PROBLEM AS OPPORTUNITY: METACOGNITIVE LEARNING FOR DOCTORAL STUDENTS DURING THE PANDEMIC
Our pre-pandemic hubris of touting our times as an advanced digital age has given way to misgivings and scepticism as we slowly realise the limits of technological advances and how our teaching and learning practices have not been able to completely sever from age-old traditions. With unprecedented changes triggered by the global pandemic which saw schools close and move on to online spaces within the span of a few weeks all the world over, there has been a flurry of academic research into student disengagement, better integration of technology and best practices in adaptation of teaching and learning. However, much less attention has been paid to the needs of educators themselves as learners, such as those engaged in the essentially solitary experience of doctoral studies, often characterised by writer’s block, procrastination or lack of motivation.
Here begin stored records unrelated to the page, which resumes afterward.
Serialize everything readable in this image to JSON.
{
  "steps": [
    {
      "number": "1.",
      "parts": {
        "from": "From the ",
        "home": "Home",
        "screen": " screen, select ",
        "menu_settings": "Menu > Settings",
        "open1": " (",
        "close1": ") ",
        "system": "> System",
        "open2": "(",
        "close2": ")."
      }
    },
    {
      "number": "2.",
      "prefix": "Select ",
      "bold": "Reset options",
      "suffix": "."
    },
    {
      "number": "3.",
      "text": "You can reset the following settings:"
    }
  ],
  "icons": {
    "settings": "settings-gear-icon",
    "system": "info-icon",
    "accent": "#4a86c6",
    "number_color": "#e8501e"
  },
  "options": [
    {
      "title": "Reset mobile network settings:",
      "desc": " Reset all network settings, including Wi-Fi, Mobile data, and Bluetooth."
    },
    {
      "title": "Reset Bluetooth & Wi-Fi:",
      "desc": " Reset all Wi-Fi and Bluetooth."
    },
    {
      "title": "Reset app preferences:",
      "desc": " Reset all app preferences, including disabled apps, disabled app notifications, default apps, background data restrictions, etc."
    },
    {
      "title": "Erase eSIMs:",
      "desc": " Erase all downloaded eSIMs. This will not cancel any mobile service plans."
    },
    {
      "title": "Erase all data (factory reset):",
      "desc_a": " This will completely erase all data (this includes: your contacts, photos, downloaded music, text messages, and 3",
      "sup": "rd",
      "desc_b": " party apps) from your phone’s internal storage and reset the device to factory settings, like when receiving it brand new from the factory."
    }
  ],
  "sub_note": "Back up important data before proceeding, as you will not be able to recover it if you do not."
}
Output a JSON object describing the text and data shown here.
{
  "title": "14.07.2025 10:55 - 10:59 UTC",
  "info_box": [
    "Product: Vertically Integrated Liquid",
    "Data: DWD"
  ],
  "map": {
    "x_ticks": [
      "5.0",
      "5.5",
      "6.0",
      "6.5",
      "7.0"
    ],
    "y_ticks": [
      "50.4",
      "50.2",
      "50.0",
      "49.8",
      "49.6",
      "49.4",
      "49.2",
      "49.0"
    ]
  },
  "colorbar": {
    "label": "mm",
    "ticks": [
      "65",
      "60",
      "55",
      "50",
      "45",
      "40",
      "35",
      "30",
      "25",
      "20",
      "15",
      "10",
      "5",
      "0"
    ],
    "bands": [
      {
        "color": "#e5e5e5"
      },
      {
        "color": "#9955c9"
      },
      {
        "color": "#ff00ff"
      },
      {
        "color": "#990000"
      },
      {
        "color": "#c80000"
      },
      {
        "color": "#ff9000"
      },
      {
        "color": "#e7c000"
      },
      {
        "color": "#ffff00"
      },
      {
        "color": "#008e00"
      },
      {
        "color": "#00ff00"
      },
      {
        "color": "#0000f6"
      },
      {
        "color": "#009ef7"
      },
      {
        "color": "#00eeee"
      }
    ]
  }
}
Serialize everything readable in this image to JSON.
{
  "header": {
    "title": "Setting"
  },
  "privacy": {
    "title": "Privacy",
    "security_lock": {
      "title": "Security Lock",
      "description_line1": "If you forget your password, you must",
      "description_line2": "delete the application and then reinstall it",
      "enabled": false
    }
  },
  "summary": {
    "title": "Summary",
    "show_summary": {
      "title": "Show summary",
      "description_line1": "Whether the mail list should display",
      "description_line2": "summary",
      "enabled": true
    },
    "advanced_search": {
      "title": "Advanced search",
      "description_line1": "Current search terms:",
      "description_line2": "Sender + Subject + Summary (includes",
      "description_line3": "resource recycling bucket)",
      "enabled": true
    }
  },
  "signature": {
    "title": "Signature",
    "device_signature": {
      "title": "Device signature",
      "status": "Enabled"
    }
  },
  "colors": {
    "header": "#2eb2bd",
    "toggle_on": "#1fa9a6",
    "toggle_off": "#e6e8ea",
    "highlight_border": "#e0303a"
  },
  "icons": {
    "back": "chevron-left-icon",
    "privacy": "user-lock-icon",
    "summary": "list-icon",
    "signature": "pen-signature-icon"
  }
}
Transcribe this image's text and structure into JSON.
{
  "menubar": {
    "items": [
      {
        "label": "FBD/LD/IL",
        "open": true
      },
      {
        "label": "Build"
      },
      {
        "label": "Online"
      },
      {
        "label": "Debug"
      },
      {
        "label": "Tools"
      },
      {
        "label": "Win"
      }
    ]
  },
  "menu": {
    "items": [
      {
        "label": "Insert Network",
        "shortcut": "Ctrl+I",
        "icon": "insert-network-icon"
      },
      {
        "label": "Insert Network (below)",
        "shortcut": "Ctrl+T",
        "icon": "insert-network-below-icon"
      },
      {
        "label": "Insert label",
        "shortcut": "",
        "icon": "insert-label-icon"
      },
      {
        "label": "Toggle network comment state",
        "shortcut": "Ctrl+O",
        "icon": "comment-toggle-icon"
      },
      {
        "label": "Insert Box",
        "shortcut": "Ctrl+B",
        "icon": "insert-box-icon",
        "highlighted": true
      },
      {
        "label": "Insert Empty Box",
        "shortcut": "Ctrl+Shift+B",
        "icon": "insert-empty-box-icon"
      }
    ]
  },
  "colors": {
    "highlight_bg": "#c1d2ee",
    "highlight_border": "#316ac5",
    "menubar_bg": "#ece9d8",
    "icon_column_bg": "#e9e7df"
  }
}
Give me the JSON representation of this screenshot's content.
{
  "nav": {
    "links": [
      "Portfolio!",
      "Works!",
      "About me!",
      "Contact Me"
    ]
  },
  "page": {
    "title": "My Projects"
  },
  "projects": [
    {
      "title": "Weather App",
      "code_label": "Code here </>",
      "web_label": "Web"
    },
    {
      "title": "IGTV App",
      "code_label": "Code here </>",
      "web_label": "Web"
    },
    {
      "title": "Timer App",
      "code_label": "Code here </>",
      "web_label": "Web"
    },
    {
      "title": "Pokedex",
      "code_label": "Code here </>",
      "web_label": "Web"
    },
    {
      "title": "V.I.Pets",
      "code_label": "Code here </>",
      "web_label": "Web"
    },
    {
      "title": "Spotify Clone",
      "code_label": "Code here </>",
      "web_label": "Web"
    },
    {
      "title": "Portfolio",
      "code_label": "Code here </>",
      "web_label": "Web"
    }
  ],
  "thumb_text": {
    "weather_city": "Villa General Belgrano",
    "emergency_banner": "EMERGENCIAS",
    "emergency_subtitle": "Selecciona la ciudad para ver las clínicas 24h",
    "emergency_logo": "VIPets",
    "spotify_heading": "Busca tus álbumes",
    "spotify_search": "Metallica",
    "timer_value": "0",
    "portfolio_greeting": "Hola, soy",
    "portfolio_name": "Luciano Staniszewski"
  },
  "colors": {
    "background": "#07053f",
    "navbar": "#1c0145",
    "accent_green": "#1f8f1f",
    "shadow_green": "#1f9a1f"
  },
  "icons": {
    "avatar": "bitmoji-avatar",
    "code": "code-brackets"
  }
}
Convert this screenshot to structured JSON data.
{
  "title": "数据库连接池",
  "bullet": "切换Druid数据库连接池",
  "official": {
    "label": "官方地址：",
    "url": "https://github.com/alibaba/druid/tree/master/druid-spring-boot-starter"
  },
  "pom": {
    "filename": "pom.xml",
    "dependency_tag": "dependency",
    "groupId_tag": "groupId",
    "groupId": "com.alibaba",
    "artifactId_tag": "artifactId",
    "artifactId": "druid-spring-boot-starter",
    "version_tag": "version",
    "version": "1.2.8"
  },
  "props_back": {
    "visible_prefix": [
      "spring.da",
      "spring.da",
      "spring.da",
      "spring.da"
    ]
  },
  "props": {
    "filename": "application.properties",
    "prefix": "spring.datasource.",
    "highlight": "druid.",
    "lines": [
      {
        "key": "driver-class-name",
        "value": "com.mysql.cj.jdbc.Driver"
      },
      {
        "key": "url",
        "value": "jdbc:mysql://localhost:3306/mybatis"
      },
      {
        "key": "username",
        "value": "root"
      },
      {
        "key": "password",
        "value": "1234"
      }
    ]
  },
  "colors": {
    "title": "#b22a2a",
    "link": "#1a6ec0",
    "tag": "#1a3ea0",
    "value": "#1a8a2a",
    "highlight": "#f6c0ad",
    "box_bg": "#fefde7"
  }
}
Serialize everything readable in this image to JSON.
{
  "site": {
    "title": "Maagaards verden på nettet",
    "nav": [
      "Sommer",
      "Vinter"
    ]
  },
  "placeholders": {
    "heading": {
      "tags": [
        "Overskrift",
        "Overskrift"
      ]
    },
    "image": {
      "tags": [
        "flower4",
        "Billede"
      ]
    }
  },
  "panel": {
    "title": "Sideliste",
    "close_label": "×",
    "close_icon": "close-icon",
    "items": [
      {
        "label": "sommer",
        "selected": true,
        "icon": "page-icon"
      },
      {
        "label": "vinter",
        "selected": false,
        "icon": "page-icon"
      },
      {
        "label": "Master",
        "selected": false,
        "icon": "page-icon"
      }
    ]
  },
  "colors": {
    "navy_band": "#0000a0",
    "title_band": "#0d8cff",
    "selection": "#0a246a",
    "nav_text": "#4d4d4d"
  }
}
Yet the COVID-19 scenario has opened up splendid and unprecedented opportunities for reflection into our own practices. This paper critically considers the value of metacognition and self-regulated learning which current circumstances can nurture in unique ways. Studies have shown that the use of metacognitive strategies - which help learners understand their own learning - can amount to several months of progress. Much more than just learning to learn, such strategies also activate prior knowledge and make learners become higher-order agents overlooking their own learning while also being part of it, thereby leading to independent and transferrable practice. Drawing on anecdotal case studies of the presenter’s doctoral students, the paper will offer insights into ways in which early-career researchers can become effective and self-regulated learners who can take control of their own cognitive and motivational processes in planning, monitoring and evaluating skills and practices. In particular, the paper will propose guidelines through which a “securitization” can be achieved for a “post-pandemic pedagogy” (Murphy, 2020) for doctoral studies.